L’attività investigativa ha permesso di accertare lo stoccaggio illecito di terre e rocce da scavo frammiste a rifiuti vari non pericolosi, in violazione delle norme del testo unico ambientale. La situazione ambientale è attualmente sotto il costante monitoraggio dei reparti operanti.
A Fermo, invece, nello specifico nel quartiere di Lido Tre Archi, nell’ambito di un servizio straordinario di controllo del territorio e delle attività commerciali, i carabinieri hanno denunciato due titolari di esercizi commerciali.

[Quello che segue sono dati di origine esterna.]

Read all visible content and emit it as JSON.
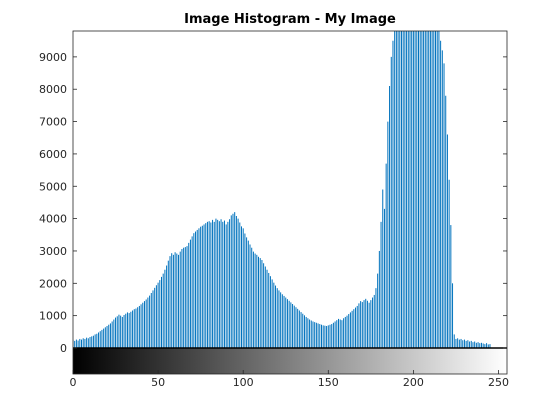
{
  "chart_data": {
    "type": "bar",
    "title": "Image Histogram - My Image",
    "xlabel": "",
    "ylabel": "",
    "xlim": [
      0,
      255
    ],
    "ylim": [
      0,
      9800
    ],
    "x_ticks": [
      0,
      50,
      100,
      150,
      200,
      250
    ],
    "y_ticks": [
      0,
      1000,
      2000,
      3000,
      4000,
      5000,
      6000,
      7000,
      8000,
      9000
    ],
    "grid": false,
    "colorbar": {
      "type": "grayscale",
      "range": [
        0,
        255
      ],
      "position": "below-axis"
    },
    "bar_color": "#0072bd",
    "series": [
      {
        "bins": "0-255",
        "values": [
          250,
          220,
          260,
          230,
          280,
          260,
          300,
          280,
          320,
          300,
          340,
          360,
          380,
          420,
          440,
          480,
          520,
          560,
          600,
          640,
          680,
          720,
          760,
          820,
          880,
          940,
          980,
          1030,
          1000,
          960,
          1020,
          1060,
          1100,
          1080,
          1120,
          1160,
          1200,
          1220,
          1260,
          1300,
          1350,
          1400,
          1450,
          1500,
          1560,
          1620,
          1700,
          1780,
          1860,
          1940,
          2020,
          2100,
          2200,
          2300,
          2420,
          2550,
          2700,
          2840,
          2930,
          2880,
          2960,
          2920,
          2880,
          2980,
          3060,
          3100,
          3120,
          3150,
          3250,
          3350,
          3450,
          3550,
          3600,
          3650,
          3700,
          3750,
          3780,
          3820,
          3860,
          3900,
          3920,
          3880,
          3960,
          3900,
          4000,
          3960,
          3920,
          3980,
          3900,
          3940,
          3820,
          3900,
          3980,
          4100,
          4150,
          4200,
          4080,
          4000,
          3880,
          3760,
          3700,
          3540,
          3420,
          3320,
          3200,
          3100,
          2980,
          2920,
          2880,
          2820,
          2780,
          2720,
          2620,
          2520,
          2420,
          2320,
          2220,
          2120,
          2020,
          1930,
          1850,
          1780,
          1720,
          1660,
          1610,
          1560,
          1510,
          1460,
          1410,
          1360,
          1310,
          1260,
          1210,
          1160,
          1110,
          1060,
          1010,
          960,
          920,
          880,
          850,
          820,
          800,
          780,
          760,
          740,
          720,
          700,
          690,
          680,
          700,
          720,
          740,
          780,
          820,
          860,
          900,
          880,
          860,
          920,
          960,
          1000,
          1050,
          1100,
          1150,
          1200,
          1250,
          1300,
          1380,
          1450,
          1420,
          1480,
          1520,
          1460,
          1400,
          1480,
          1560,
          1640,
          1850,
          2300,
          3000,
          3900,
          4900,
          4300,
          5700,
          7000,
          8100,
          9000,
          9500,
          9800,
          9800,
          9800,
          9800,
          9800,
          9800,
          9800,
          9800,
          9800,
          9800,
          9800,
          9800,
          9800,
          9800,
          9800,
          9800,
          9800,
          9800,
          9800,
          9800,
          9800,
          9800,
          9800,
          9800,
          9800,
          9800,
          9800,
          9500,
          9200,
          8800,
          7800,
          6600,
          5200,
          3800,
          2000,
          420,
          280,
          300,
          260,
          280,
          240,
          260,
          220,
          240,
          200,
          220,
          180,
          200,
          160,
          180,
          150,
          160,
          140,
          120,
          150,
          110,
          120
        ]
      }
    ]
  }
}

Nel primo caso, uno straniero di 57 anni è stato sanzionato per l’omessa formazione quale datore di lavoro per la prevenzione e protezione dei rischi, con una multa di oltre 9.000 euro. Per le carenze in materia di sicurezza è stata disposta la sospensione immediata dell’attività imprenditoriale.
Nel secondo caso, un altro straniero di 41 anni è stato denunciato per l’inidoneità delle attrezzature antincendio e dei dispositivi di sicurezza. Anche in questo esercizio commerciale sono state riscontrate gravi carenze igieniche e la mancanza del manuale di autocontrollo Haccp, con sanzioni amministrative che potranno raggiungere i 6.000 euro.